MLEnd Yummy
A dataset of enriched images of food from diverse cuisines
About Dataset
Fuel or pleasure, food is present in our everyday lives and some would say, defines who we are: Tell me what you eat, and I will tell you who you are.
Background, environment, means; circumstances, habits, beliefs; health, interests, goals, and a pinch of luck, they all contribute to our daily food choices. Such choices might indeed give us a glimpse of who we are, but our relationship with food goes beyond our individual, daily choices. If we are shown one single dish, what would we call it? How would we describe it? How would we categorise it?

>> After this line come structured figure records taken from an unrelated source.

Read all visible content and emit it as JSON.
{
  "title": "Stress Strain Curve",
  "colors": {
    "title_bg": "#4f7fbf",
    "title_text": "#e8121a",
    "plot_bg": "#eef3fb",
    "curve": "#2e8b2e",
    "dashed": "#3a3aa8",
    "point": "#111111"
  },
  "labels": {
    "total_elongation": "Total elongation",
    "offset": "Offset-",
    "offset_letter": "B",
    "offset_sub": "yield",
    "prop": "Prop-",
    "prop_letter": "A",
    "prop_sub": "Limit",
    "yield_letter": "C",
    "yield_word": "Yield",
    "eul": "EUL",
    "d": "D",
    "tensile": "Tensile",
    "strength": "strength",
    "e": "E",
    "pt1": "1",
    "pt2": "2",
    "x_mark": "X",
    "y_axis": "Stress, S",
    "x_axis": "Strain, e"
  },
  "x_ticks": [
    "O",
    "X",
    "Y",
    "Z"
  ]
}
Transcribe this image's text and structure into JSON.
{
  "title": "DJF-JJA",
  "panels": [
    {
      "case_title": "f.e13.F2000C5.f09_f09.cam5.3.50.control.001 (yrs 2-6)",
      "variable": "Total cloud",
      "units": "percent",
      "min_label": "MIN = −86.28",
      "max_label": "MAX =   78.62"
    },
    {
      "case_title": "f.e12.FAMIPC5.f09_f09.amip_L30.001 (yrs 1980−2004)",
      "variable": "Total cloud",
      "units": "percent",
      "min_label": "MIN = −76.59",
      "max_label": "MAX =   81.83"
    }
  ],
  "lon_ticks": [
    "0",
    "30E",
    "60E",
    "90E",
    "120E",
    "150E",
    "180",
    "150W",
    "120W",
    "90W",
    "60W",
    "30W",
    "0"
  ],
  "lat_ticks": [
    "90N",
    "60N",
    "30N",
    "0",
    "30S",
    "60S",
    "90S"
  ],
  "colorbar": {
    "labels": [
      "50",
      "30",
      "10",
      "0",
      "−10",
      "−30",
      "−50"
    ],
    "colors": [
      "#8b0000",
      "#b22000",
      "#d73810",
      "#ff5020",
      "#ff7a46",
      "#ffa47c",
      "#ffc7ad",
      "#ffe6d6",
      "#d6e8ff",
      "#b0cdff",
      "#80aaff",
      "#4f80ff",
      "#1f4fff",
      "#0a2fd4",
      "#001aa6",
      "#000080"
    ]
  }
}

Food pictures continuously flood the internet and the machine learning community has long been scraping the web to build models that identify food on images. The resulting datasets have been invaluable for the purpose of food classification but unfortunately, do not allow us to explore the humam dimension. The MLEnd Yummy Dataset is a collection of more than 3,000 enriched images from more than 200 participants that opens a window to our relationship as humans with food. This dataset was created by students at the School of Electronic Engineering and Computer Science, Queen Mary University of London. Students took pictures of dishes that they were about to eat, ate them and then annotated each picture, adding attributes such as the dish name, ingredients, whether they liked their food or not, or whether they had them at home or at a particular restaurant.
Enjoy!
Sample of data
Here are some examples of data:
Download Data: Small set
Install mlend
To download the Yummy dataset, first step is to install mlend
library. Use pip to install library.
pip install mlend
Small Yummy dataset: To get started
To download small subset of the data, that includes 99 images of Rice and Chips, use following piece of code:
import mlend
from mlend import download_yummy_small, yummy_small_load
baseDir = download_yummy_small(save_to = '../MLEnd')
This code will download data in given path (‘../MLEnd’) and returns the path of data as datadir (='../MLEnd/yummy')
To read dataset with trainig and testing split using pre-defined ‘Bechmark’ use following code:
TrainSet, TestSet, Map = yummy_small_load(datadir_main=baseDir,train_test_split='Benchmark_A')
A starter-kit
A starter-kit is prepared hosted with Google-Colab and Binder. Use following links to open in colab or binder.
Download Data: Full
To download full yummy dataset make sure to updgrade mlend
library to version>1.0.0.2
pip install mlend --upgrade
To download full dataset, use following piece of code
import mlend
from mlend import download_yummy, yummy_load
subset = {}
datadir = download_yummy(save_to = '../MLEnd', subset = subset,verbose=1,overwrite=False)
It will download all the images (3K+) in folder ../MLEnd/yummy/MLEndYD_images
directory
Download partial data
Alternately, to download subset of data use following piece of code
import mlend
from mlend import download_yummy, yummy_load
subset = {'Diet':['vegan'], 'Home_or_restaurant':['home']}
datadir = download_yummy(save_to = '../MLEnd',
subset = subset,verbose=1,overwrite=False)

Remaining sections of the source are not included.